Taban şeyi vardı, taban. 1/1/2007den itibaren emekli taban
aylığı 476 liradan 159 liraya düşüyor. Bu nedir biliyor
musunuz değerli milletvekilleri? Eskiden bir taban ücreti
vardı, yani onun altında emekli aylığı bağlanmazdı.

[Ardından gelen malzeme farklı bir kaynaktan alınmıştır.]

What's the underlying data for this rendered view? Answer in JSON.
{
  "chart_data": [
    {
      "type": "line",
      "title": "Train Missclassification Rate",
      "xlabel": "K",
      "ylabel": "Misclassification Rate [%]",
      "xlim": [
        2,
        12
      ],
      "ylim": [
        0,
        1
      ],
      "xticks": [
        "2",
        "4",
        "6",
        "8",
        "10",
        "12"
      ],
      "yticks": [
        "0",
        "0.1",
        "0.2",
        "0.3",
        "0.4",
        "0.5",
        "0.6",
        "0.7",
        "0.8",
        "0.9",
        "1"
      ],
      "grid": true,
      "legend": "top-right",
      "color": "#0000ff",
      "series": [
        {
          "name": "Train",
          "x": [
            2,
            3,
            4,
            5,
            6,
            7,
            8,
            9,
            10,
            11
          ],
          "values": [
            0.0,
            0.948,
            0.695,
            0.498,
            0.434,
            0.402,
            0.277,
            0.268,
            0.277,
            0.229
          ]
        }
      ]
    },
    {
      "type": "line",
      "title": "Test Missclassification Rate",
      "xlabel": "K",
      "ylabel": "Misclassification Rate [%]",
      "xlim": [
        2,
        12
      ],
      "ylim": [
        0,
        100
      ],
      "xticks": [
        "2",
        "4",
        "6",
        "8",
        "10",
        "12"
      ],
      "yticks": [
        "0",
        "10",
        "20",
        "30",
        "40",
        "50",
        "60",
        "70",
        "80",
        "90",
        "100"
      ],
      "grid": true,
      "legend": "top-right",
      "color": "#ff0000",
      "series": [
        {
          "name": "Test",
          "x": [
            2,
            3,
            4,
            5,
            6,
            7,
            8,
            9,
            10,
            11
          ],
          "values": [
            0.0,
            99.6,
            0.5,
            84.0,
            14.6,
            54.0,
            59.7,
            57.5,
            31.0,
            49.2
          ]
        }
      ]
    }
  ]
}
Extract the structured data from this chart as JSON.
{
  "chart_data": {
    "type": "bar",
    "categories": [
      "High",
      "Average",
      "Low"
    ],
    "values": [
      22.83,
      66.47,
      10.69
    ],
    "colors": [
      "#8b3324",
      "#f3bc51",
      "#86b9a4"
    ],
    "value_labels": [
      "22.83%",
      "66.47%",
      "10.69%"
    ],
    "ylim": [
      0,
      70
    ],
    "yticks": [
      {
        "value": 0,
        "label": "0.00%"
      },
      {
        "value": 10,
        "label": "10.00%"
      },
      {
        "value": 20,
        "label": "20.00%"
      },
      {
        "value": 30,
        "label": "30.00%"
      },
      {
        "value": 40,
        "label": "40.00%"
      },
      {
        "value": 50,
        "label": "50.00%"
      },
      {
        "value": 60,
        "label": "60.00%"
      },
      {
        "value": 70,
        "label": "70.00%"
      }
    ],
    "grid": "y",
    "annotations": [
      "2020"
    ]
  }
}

O taban ücretini kaldırdınız. Şimdi düşük ücretle
emekli olacak bir arkadaşımın alacağı aylık
budur. Asgari ücrette birisinin hesabını yapın. Eline
geçen 159 lira ücret. Ve zaten bir bölümünün emekliliği otomatikman
elinden alındı. İnşaat iş kolunda çalışan
bir işçinin
Hani kayıt dışı diyorsunuz ya değerli
arkadaşlarım, kayıt dışı 4,5 milyonun üzerinde
bir kitle var. Ne oluyor? Adam diyor ki: Nasıl olsa, ben, emekli
olamayacağım
Bu yaşanıyor, siz de biliyorsunuz
bunu. Nasıl olsa emekli olamayacağım, benden prim kesme
diyor işçi, prim kesme benden. Ne oluyor prim kesmiyorsa? Sosyal
Sigortalar Kurumunun kaybı, devletin vergi kaybı, vatandaşın
sosyal güvence kaybı.
Yaptığınız bu AK
Partililer, gözünüz aydın, yani, bununla övünebilirsiniz. Getirdiğiniz
sosyal güvence yasa tasarısı bu. Sayın Bakanımızın
da karşı çıktığı bunlardı işte,
bunlardı işte. Bunların gelecekte o çalışanları
çıkmaza soktuğunu söyleyen buydu.
Sayın Bakanım, kusura
bakma, biraz olayın üzerinde duruyoruz ama, isminizi veriyoruz
ama, içinden geçen o, ister gizle ister gizleme.
Muhterem arkadaşlarım
Arkadaşlarım
Arkadaşlarım, burada, şunu
özellikle
Bunun gülünecek bir tarafı
yok, acınacak bir tarafı var.
İZZET ÇETİN (Kocaeli)
Kendi hallerine gülüyorlar, aldırmayın!
BAYRAM ALİ MERAL (Devamla)
Binlerce insan işsiz geziyor.
Bakınız, arkadaşlar,
on beş tane üniversite açtınız, davullu zurnalı oralarda
karşılandı. Bir üniversiteyi bitirmiş vatandaş,
genç, bana ne dedi biliyor musun? Sayın Başkan, ben, üç senedir,
işletmeyi bitirmişim, boş geziyorum, iş bulamıyorum.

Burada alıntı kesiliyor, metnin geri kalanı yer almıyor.